A report from ProofPoint by Darien Huss
With activity dating at least to 2009, the Lazarus Group has consistently ranked among the most disruptive, successful, and far-reaching state-sponsored actors.
Law enforcement agencies suspect that the group has amassed nearly $100 million worth of cryptocurrencies based on their value today.
- The March 20, 2013 attack in South Korea,
- the Sony Pictures hack in 2014,
- the successful SWIFT theft of $81 million from the Bangladesh Bank in 2014,
- and perhaps most famously this year’s WannaCry ransomware attack and its global impact have all been attributed to the group.
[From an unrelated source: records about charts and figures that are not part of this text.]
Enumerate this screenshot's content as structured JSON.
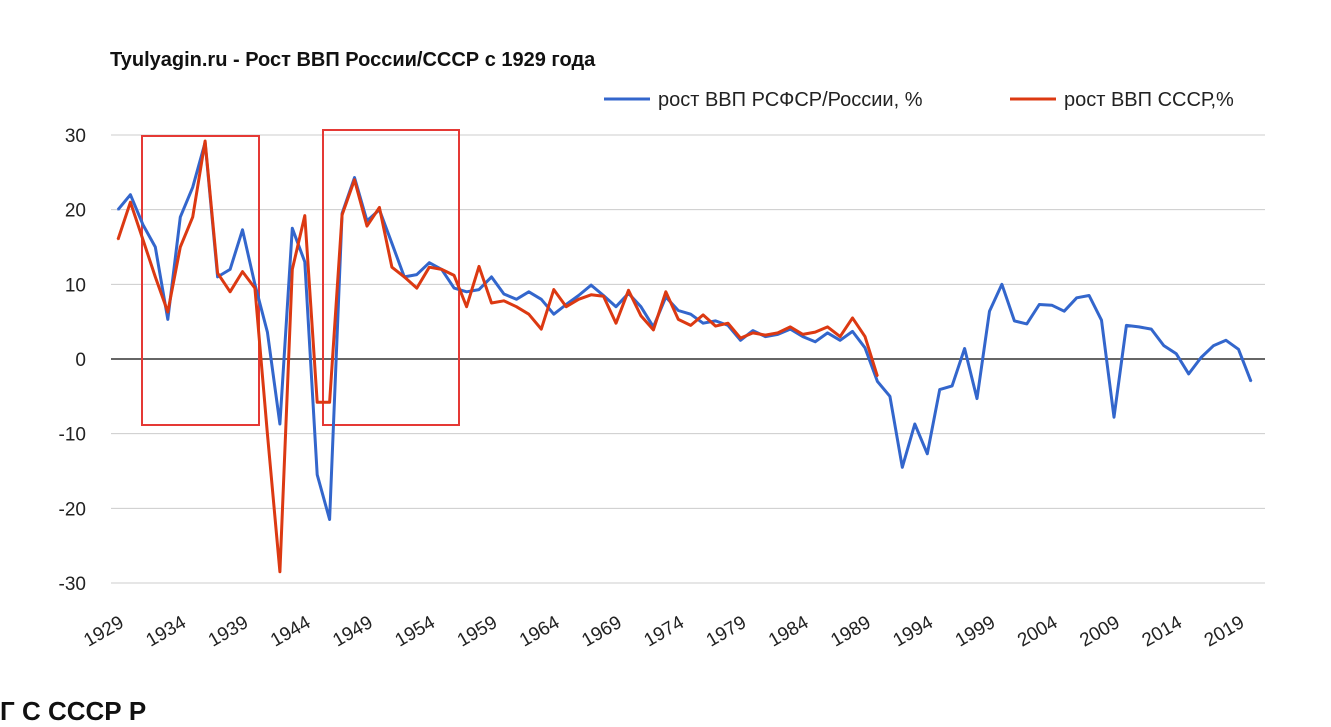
{
  "chart_data": {
    "type": "line",
    "title": "Tyulyagin.ru - Рост ВВП России/СССР с 1929 года",
    "xlabel": "",
    "ylabel": "",
    "xlim": [
      1929,
      2020
    ],
    "ylim": [
      -30,
      30
    ],
    "y_ticks": [
      "30",
      "20",
      "10",
      "0",
      "-10",
      "-20",
      "-30"
    ],
    "x_ticks": [
      "1929",
      "1934",
      "1939",
      "1944",
      "1949",
      "1954",
      "1959",
      "1964",
      "1969",
      "1974",
      "1979",
      "1984",
      "1989",
      "1994",
      "1999",
      "2004",
      "2009",
      "2014",
      "2019"
    ],
    "grid": true,
    "legend_position": "top-right",
    "series": [
      {
        "name": "рост ВВП РСФСР/России, %",
        "color": "#3366cc",
        "x": [
          1929,
          1930,
          1931,
          1932,
          1933,
          1934,
          1935,
          1936,
          1937,
          1938,
          1939,
          1940,
          1941,
          1942,
          1943,
          1944,
          1945,
          1946,
          1947,
          1948,
          1949,
          1950,
          1951,
          1952,
          1953,
          1954,
          1955,
          1956,
          1957,
          1958,
          1959,
          1960,
          1961,
          1962,
          1963,
          1964,
          1965,
          1966,
          1967,
          1968,
          1969,
          1970,
          1971,
          1972,
          1973,
          1974,
          1975,
          1976,
          1977,
          1978,
          1979,
          1980,
          1981,
          1982,
          1983,
          1984,
          1985,
          1986,
          1987,
          1988,
          1989,
          1990,
          1991,
          1992,
          1993,
          1994,
          1995,
          1996,
          1997,
          1998,
          1999,
          2000,
          2001,
          2002,
          2003,
          2004,
          2005,
          2006,
          2007,
          2008,
          2009,
          2010,
          2011,
          2012,
          2013,
          2014,
          2015,
          2016,
          2017,
          2018,
          2019,
          2020
        ],
        "values": [
          20,
          22,
          18,
          15,
          5.3,
          19,
          23,
          29,
          11,
          12,
          17.3,
          10,
          3.6,
          -8.7,
          17.5,
          13,
          -15.5,
          -21.5,
          19.5,
          24.3,
          18.5,
          20,
          15.5,
          11,
          11.3,
          12.9,
          12,
          9.5,
          9,
          9.3,
          11,
          8.7,
          8,
          9,
          8,
          6,
          7.3,
          8.5,
          9.9,
          8.5,
          7,
          8.8,
          7,
          4.3,
          8.3,
          6.5,
          6,
          4.8,
          5.1,
          4.5,
          2.5,
          3.8,
          3,
          3.3,
          4,
          3,
          2.3,
          3.5,
          2.5,
          3.7,
          1.5,
          -3,
          -5,
          -14.5,
          -8.7,
          -12.7,
          -4.1,
          -3.6,
          1.4,
          -5.3,
          6.4,
          10,
          5.1,
          4.7,
          7.3,
          7.2,
          6.4,
          8.2,
          8.5,
          5.2,
          -7.8,
          4.5,
          4.3,
          4,
          1.8,
          0.7,
          -2,
          0.2,
          1.8,
          2.5,
          1.3,
          -3
        ]
      },
      {
        "name": "рост ВВП СССР,%",
        "color": "#dc3912",
        "x": [
          1929,
          1930,
          1931,
          1932,
          1933,
          1934,
          1935,
          1936,
          1937,
          1938,
          1939,
          1940,
          1941,
          1942,
          1943,
          1944,
          1945,
          1946,
          1947,
          1948,
          1949,
          1950,
          1951,
          1952,
          1953,
          1954,
          1955,
          1956,
          1957,
          1958,
          1959,
          1960,
          1961,
          1962,
          1963,
          1964,
          1965,
          1966,
          1967,
          1968,
          1969,
          1970,
          1971,
          1972,
          1973,
          1974,
          1975,
          1976,
          1977,
          1978,
          1979,
          1980,
          1981,
          1982,
          1983,
          1984,
          1985,
          1986,
          1987,
          1988,
          1989,
          1990
        ],
        "values": [
          16,
          21,
          16,
          11,
          6.3,
          15,
          19,
          29.2,
          11.5,
          9,
          11.7,
          9.5,
          -10,
          -28.5,
          12,
          19.2,
          -5.8,
          -5.8,
          19.3,
          24,
          17.8,
          20.3,
          12.3,
          11,
          9.5,
          12.3,
          12,
          11.2,
          7,
          12.4,
          7.5,
          7.8,
          7,
          6,
          4,
          9.3,
          7,
          8,
          8.6,
          8.4,
          4.8,
          9.2,
          5.8,
          3.9,
          9,
          5.3,
          4.5,
          5.9,
          4.4,
          4.8,
          2.8,
          3.5,
          3.2,
          3.5,
          4.3,
          3.3,
          3.6,
          4.3,
          3,
          5.5,
          3,
          -2.3
        ]
      }
    ]
  },
  "below_text": "Г  С  СССР  Р"
}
The Lazarus Group is widely accepted as being a North Korean state-sponsored threat actor by numerous organizations in the information security industry, law enforcement agencies, and intelligence agencies around the world. The Lazarus Group’s arsenal of tools, implants, and exploits is extensive and under constant development. Previously, they have employed DDoS botnets, wiper malware to temporarily incapacitate a company, and a sophisticated set of malware targeting the SWIFT banking system to steal millions of dollars. In this report we describe and analyze a new, currently undocumented subset of the Lazarus Group’s toolset that has been widely targeting individuals, companies, and organizations with interests in cryptocurrency.
Threat vectors for this new toolset, dubbed PowerRatankba, include highly targeted spearphishing campaigns using links and attachments as well as massive email phishing campaigns targeting both personal and corporate accounts of individuals with interests in cryptocurrency. We also share our discovery of what may be the first publicly documented instance of a state targeting a point-of-sale related framework for the theft of credit card data, again using a variant of malware that is closely related to PowerRatankba.
This report has introduced several new additions to Lazarus Group’s ever-growing arsenal, including a variety of different attack vectors, a new PowerShell implant and Gh0st RAT variant, as well as an emerging point-of-sale threat targeting South Korean devices. In addition to insight into Lazarus’ emerging toolset, there are two key takeaways from this research:
- Analyzing a financially motivated arm of a state actor highlights an often overlooked or underestimated aspect of state-sponsored attacks; in this case, we were able to differentiate the actions of the financially motivated team within Lazarus from those of their espionage and disruption teams that have recently grabbed headlines.
- This group now appears to be targeting individuals rather than just organizations: individuals are softer targets, often lacking resources and knowledge to defend themselves and providing new avenues of monetization for a state-sponsored threat actor’s toolkit.
- Moreover, both the explosive growth in cryptocurrency values and the emergence of new point-of-sale malware near the peak holiday shopping season provide an interesting example of how one state-sponsored actor is following the money, adding direct theft from individuals and organizations to the more “traditional” approach of targeting financial institutions for espionage that we often observe with other APT actors.